C’est l’histoire d’un groupe de gens qui s’enferment pour ne pas mourir, pouvait-on imaginer meilleure proposition de séance en ce 19 mai 2021, jour de réouverture des cinémas ?

Un frère et une sœur, tout ce qu’il y a de plus young adults wasp des années 60, se rend au cimetière pour déposer une couronne sur la tombe du paternel.

Ils sont soudainement attaqués par un zombie et seule la jeune femme en réchappe. S’ensuit une fuite éperdue vers une maison où elle rejoint quelques humains déboussolés et terrifiés. Ces derniers, sous l’autorité naturelle d’un jeune noir au sang-froid impeccable, vont tenter de se calfeutrer pour échapper à la horde de morts-vivants qui semble avoir décidé de conquérir l’Amérique.

Évidemment, l’effet de surprise de l’invasion zombie est un peu émoussé en 2021, même en pleine pandémie mondiale. Mais on ne peut que constater combien est intact ici le pouvoir des images et le discours - certes très signifiant - qu’elles sous-tendent.

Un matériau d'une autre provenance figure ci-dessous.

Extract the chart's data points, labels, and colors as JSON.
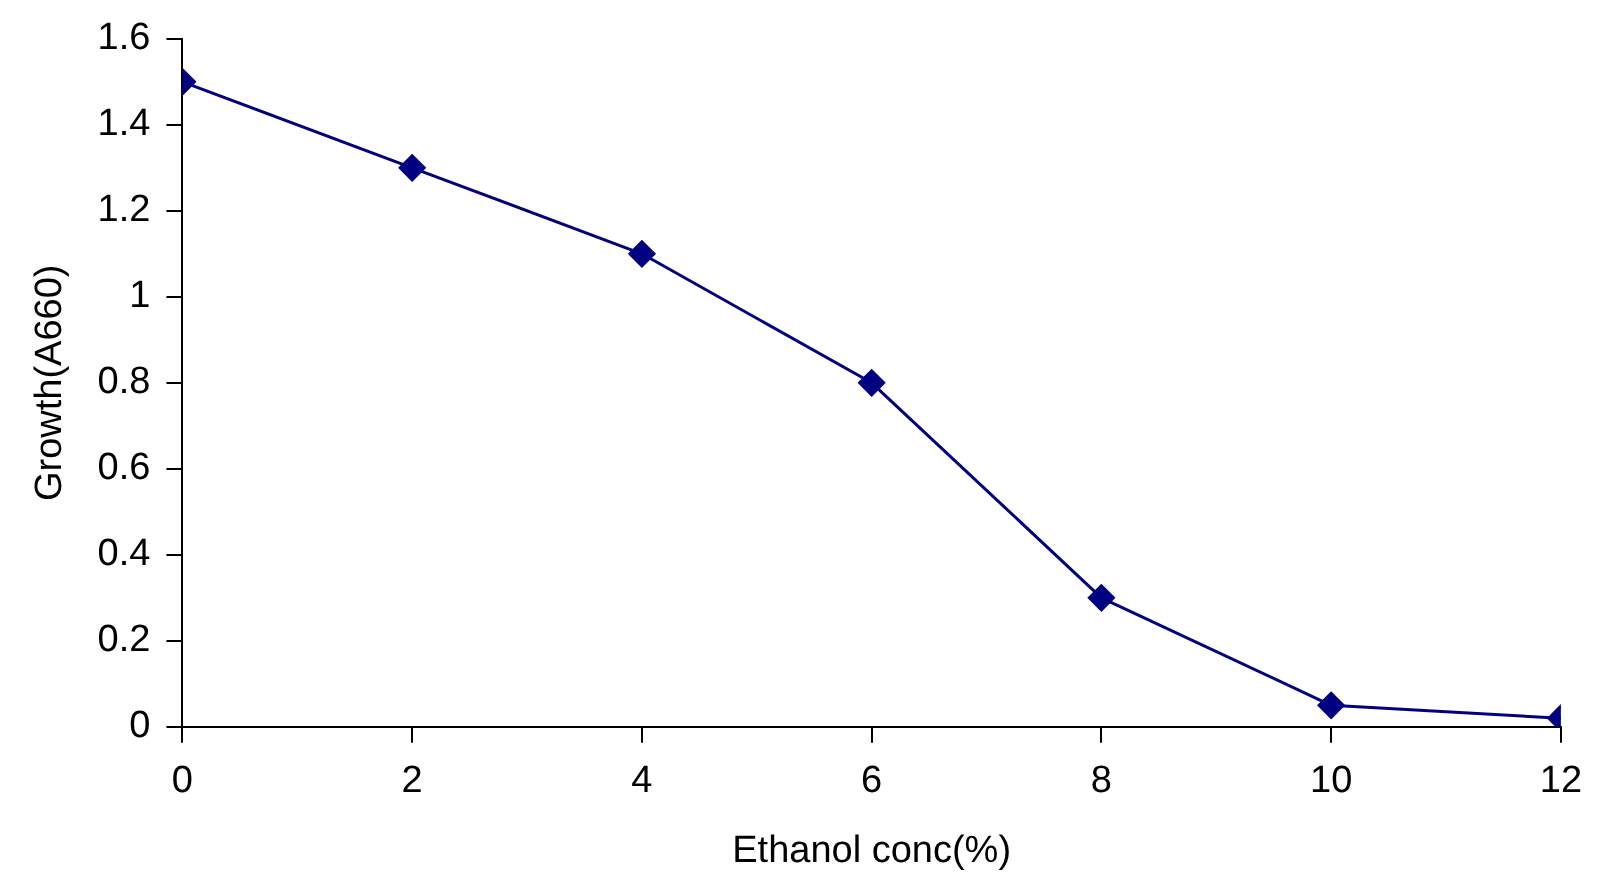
{
  "chart_data": {
    "type": "line",
    "xlabel": "Ethanol conc(%)",
    "ylabel": "Growth(A660)",
    "x": [
      0,
      2,
      4,
      6,
      8,
      10,
      12
    ],
    "series": [
      {
        "color": "#000080",
        "values": [
          1.5,
          1.3,
          1.1,
          0.8,
          0.3,
          0.05,
          0.02
        ]
      }
    ],
    "xlim": [
      0,
      12
    ],
    "xticks": [
      0,
      2,
      4,
      6,
      8,
      10,
      12
    ],
    "ylim": [
      0,
      1.6
    ],
    "yticks": [
      0,
      0.2,
      0.4,
      0.6,
      0.8,
      1,
      1.2,
      1.4,
      1.6
    ],
    "grid": false,
    "legend": false,
    "marker": "diamond",
    "line_style": "solid"
  }
}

Avec ce premier film, Georges Romero aborde les questionnements brûlants de l’époque de manière symbolique, mais assez claire : la question noire aux Etats-Unis notamment. Le monde d’après des morts-vivants se révèle finalement aussi dangereux pour un noir que le monde des milices blanches et armées. Cette violence réelle ne semble jamais vouloir s’éteindre, comme l’actualité américaine nous le rappelle incessamment.

L’œuvre était ici revisitée en musique (le duo - Joachim Latarjet & Frédéric Fleischer - jouant trombone, basse, guitare et effets électroniques) et cela lui rendait indéniablement service. Les notes jouées servaient efficacement les scènes d’action et de tension, mais savaient aussi se faire subtilement décalées.

L’œuvre était ainsi, et en quelque sorte, augmentée par cette sonorisation nuancée et intelligente qui se colletait comme sans efforts aux images et au propos.

Œuvre fondamentale de la culture pop, le film se prête indéniablement à être bousculé. C’est assez naturel quand on sait qu’il fut si souvent repris, parodié, cité ou copié, parfois par son auteur lui-même.